И в странную дружбу с высоким,
Как юный орёл темноглазым,
Я словно в цветник предосенний
Походкою лёгкой вошла…
Это стихи о любви. О молодой любви. А стихи, написанные через полвека после них, наполнены другими, «заношенными» словами: «таинственный сумрак», «мёртвые взоры», «бесовская чёрная жажда», «таинственные знаки», «бессмертный брег», «клокочущая тьма», «мёртвые взоры», «заколдованная тень», «сожжённая тетрадь», «бездонная разлука», «таинственный склеп», «таинственный зной», «неутолённый стон» (штампы и лексика словно бы из бульварной прозы Серебряного века или из произведений эпигонов символизма).
От меня, как от той графини,
Шёл по лестнице винтовой,
Чтоб увидеть рассветный синий
Страшный час над страшной Невой.
Почему страшный? Да потому что судьба передёрнула карты:
«Германн вздрогнул: в самом деле, вместо туза у него стояла пиковая дама. Он не верил своим глазам, не понимая, как мог он обдёрнуться.
В эту минуту ему показалось, что Пиковая дама прищурилась и усмехнулась. Необыкновенное сходство поразило его…
— Старуха! — закричал он в ужасе».
А. А. попыталась протянуть трагическую нить своей судьбы аж до 60-х «оттепельных» годов. Сладострастный и жестокий Серебряный век спустя целую жизнь неожиданно догнал свою Клеопатру, свою жертву, обрамлённую «седым венцом», который «достался ей недаром» чуть ли не из рук Владыки тьмы, догнал и околдовал последним соблазном, последним в жизни романом и попытался вернуть её в карнавальное время, чтобы она сыграла прежнюю молодую роль, с которой так блистательно, играючи когда-то справлялась и за которую так дорого платила душой хозяину карнавала. Но, увы, ничего путного из этого фаустовского проекта не получилось. Её верные слуги — слова о любви, живущие своей жизнью, не узнали в облике старой Дамы свою повелительницу и не послушались её… Существует одна версия о предмете страсти «старой дамы», изложенная в книге бывшего ленинградского критика, ныне живущего в США, Владимира Исааковича Соловьёва о том, как однажды он рассказал «И. Б.» (Бродскому) про свою встречу с Борисом Слуцким, «как тот (Б. Слуцкий. — Ст. К.) раскрыл лежащий у меня на письменном столе нью-йоркский сборник И. Б. «Остановка в пустыне» и тут напал на нелестный о себе отзыв в предисловии Наймана. Ося огорчился, обозвал Наймана «подонком» и сообщил, что тот был последним любовником Ахматовой». (Владимир Соловьёв, «Три еврея». М., Захаров, 2002 г., стр. 304.)

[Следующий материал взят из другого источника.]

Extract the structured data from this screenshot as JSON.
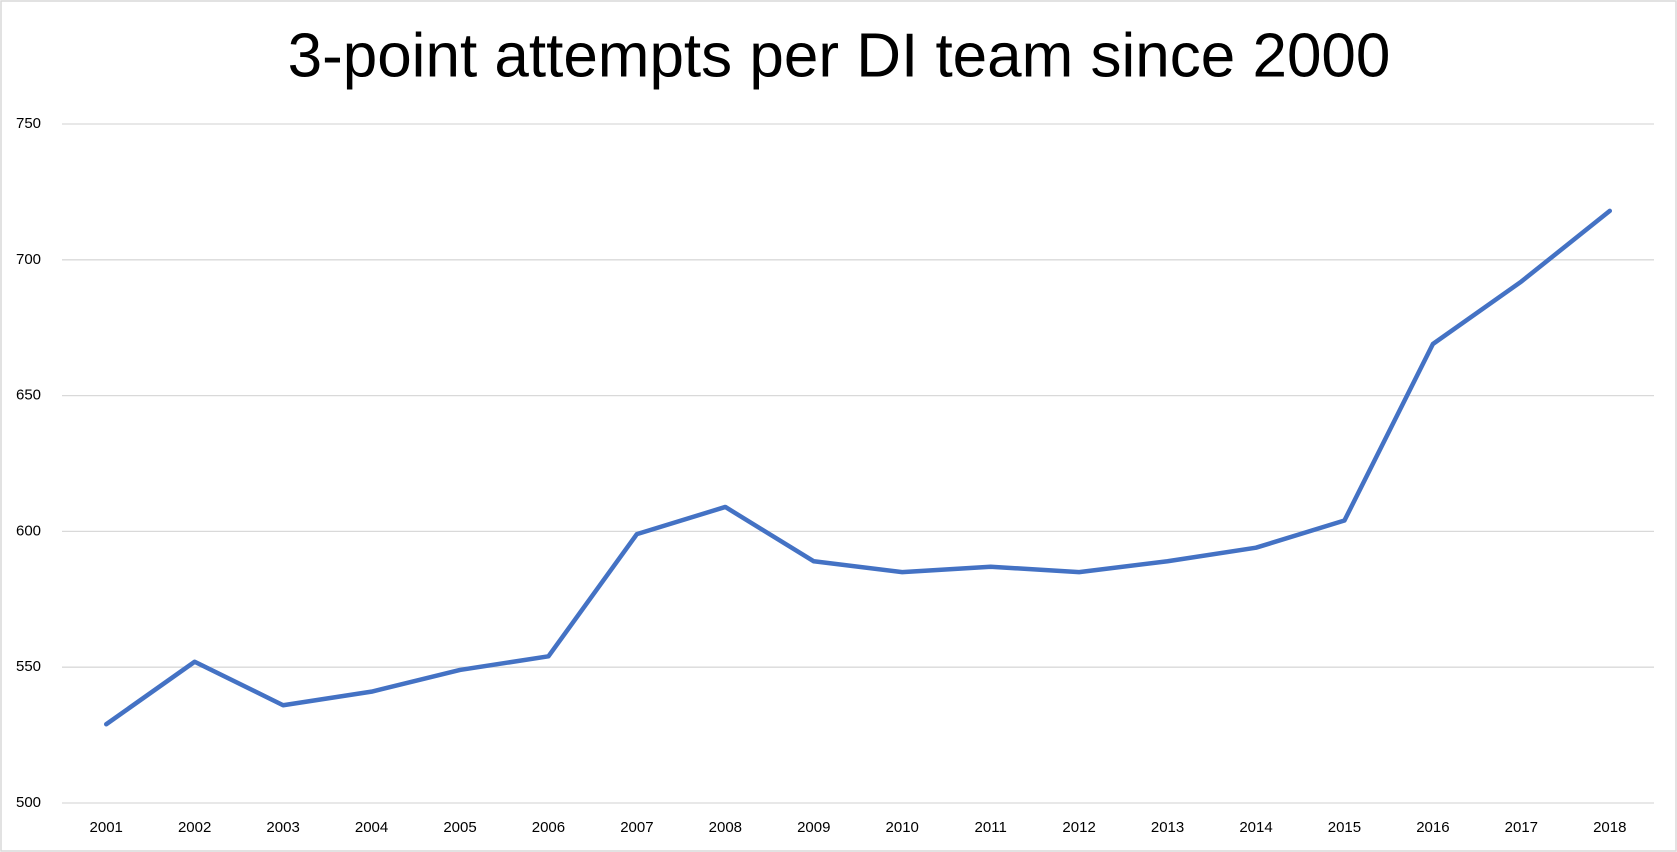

Впрочем, это может быть не больше, чем сплетни, которых немало в ныне справедливо забытом сочинении В. Соловьёва, посвящённом его мелким разборкам с Александром Кушнером.
Но если И. Бродский (любимец Ахматовой) ничего не придумал, то это лишний раз свидетельствует о том, с какой пошлой бесцеремонностью относились питерские поэты («ахматовские сироты») к её памяти.
Красноречивей всего об этой бесцеремонности рассказывает сцена из воспоминаний Наймана о том,как они бесчинствовали на могиле Ахматовой: «Однажды зимой мы с Бродским поехали на могилу Ахматовой, ещё достаточно свежую. Мы увидели над ней новый крест, махину,огромный,металлический<…>Рядом валялся деревянный крест,простой,соразмерный, стоявший на могиле со дня похорон. Потом выяснилось,что новый сделан по заказу Льва Николаевича Гумилёвав в псковских мастерских народного промысла,но в ту минуту для нас, помнящих её живую неизмеримо острее, чем мёртвую, и всё ещё принадлежащую нам,а не смерти,родству и чьим бы то ни было эстетически-религиозным принципам (выделено мной.— Ст.К.), это было оскорбительно и невозможно,как ослепляющая зрение пощёчина. И мы принялись выдирать новый, чтобы поставить старый. Земля была промёрзшая,крест вкопан глубоко, ничего у нас не получилось. С кладбища мы отправились на дачу к Жирмунскому. Рассказали. Он встал с кресла, широко перекрестился и сказал торжественно:»Какое счастье! Два еврея вырывают православный крест из могилы— вы понимаете, что это значит?»